Zoom Conference ID:813-2065-1303; Code:679275
Kenneth Q. Zhou (Assisstant Professor），Arizona State University
Long-range dependence (LRD) in mortality dynamics has been identified and studied in the recent actuarial literature. The non-Markovian feature caused by LRD can raise new research questions and challenges in actuarial pricing and risk management. The first part of this talk discusses a new continuous-time modeling approach that uses a combination of independent Brownian motion and fractional Brownian motion to model LRD in mortality dynamics. To obtain mortality sensitivity measures in the presence of LRD, a novel derivation method using directional derivatives is considered. We also provide empirical illustrations to compare the performance of different sensitivity measures in natural hedging of longevity risk. In discrete-time modeling, short memory ARIMA processes are typically used to model the evolution of mortality differentials between different populations. In the second part of this talk, we examine how mortality differentials can be modelled by long memory ARFIMA processes. We also study how index-based longevity hedges should be calibrated if mortality differentials follow long memory processes.
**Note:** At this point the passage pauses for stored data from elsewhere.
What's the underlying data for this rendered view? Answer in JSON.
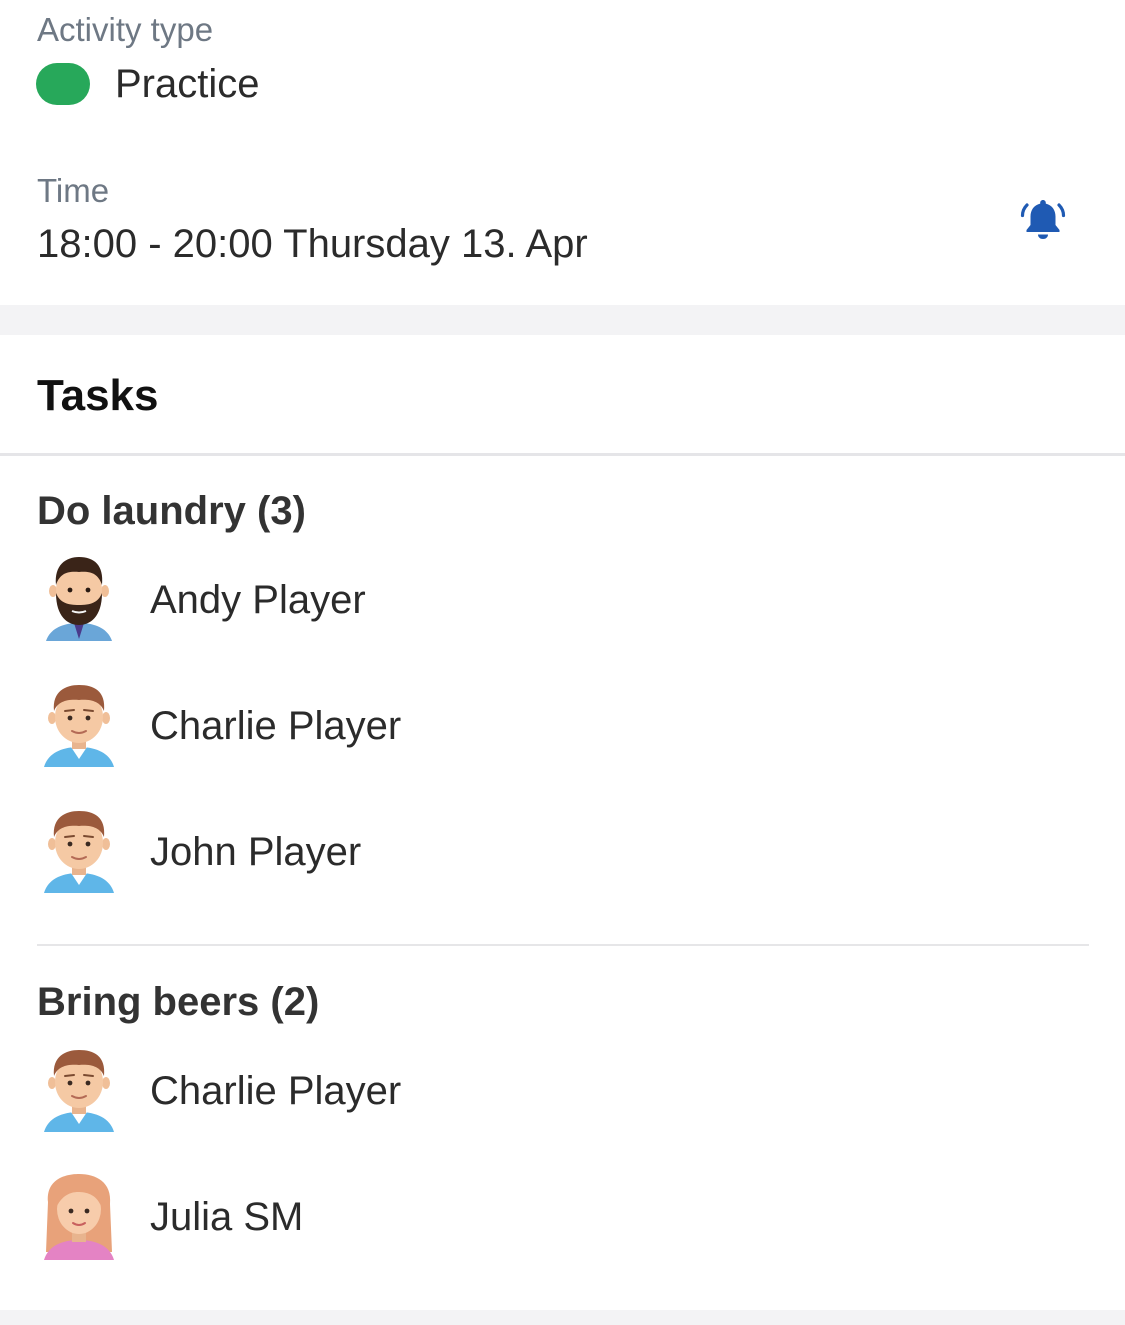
{
  "activity": {
    "label": "Activity type",
    "type": "Practice",
    "type_color": "#27a85a"
  },
  "time": {
    "label": "Time",
    "value": "18:00 - 20:00 Thursday 13. Apr",
    "reminder_icon": "bell-ringing-icon",
    "icon_color": "#1f5ab3"
  },
  "tasks": {
    "header": "Tasks",
    "groups": [
      {
        "title": "Do laundry (3)",
        "members": [
          {
            "name": "Andy Player",
            "avatar": "bearded-man-avatar"
          },
          {
            "name": "Charlie Player",
            "avatar": "man-avatar"
          },
          {
            "name": "John Player",
            "avatar": "man-avatar"
          }
        ]
      },
      {
        "title": "Bring beers (2)",
        "members": [
          {
            "name": "Charlie Player",
            "avatar": "man-avatar"
          },
          {
            "name": "Julia SM",
            "avatar": "woman-avatar"
          }
        ]
      }
    ]
  }
}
Brief introduction of the speaker:
Kenneth Q. Zhou is an Assistant Professor of Actuarial Science at Arizona State University. He received his PhD in actuarial science from the University of Waterloo in 2019. His research interests include stochastic mortality modeling, longevity risk management, insurance data-analytics and securitization. He has published in top-tier actuarial and insurance journals, including IME and JRI. He is a Fellow of the Society of Actuaries and an Associate of the Canadian Institute of Actuaries, and was a Society of Actuaries James C. Hickman scholar from 2015 to 2019.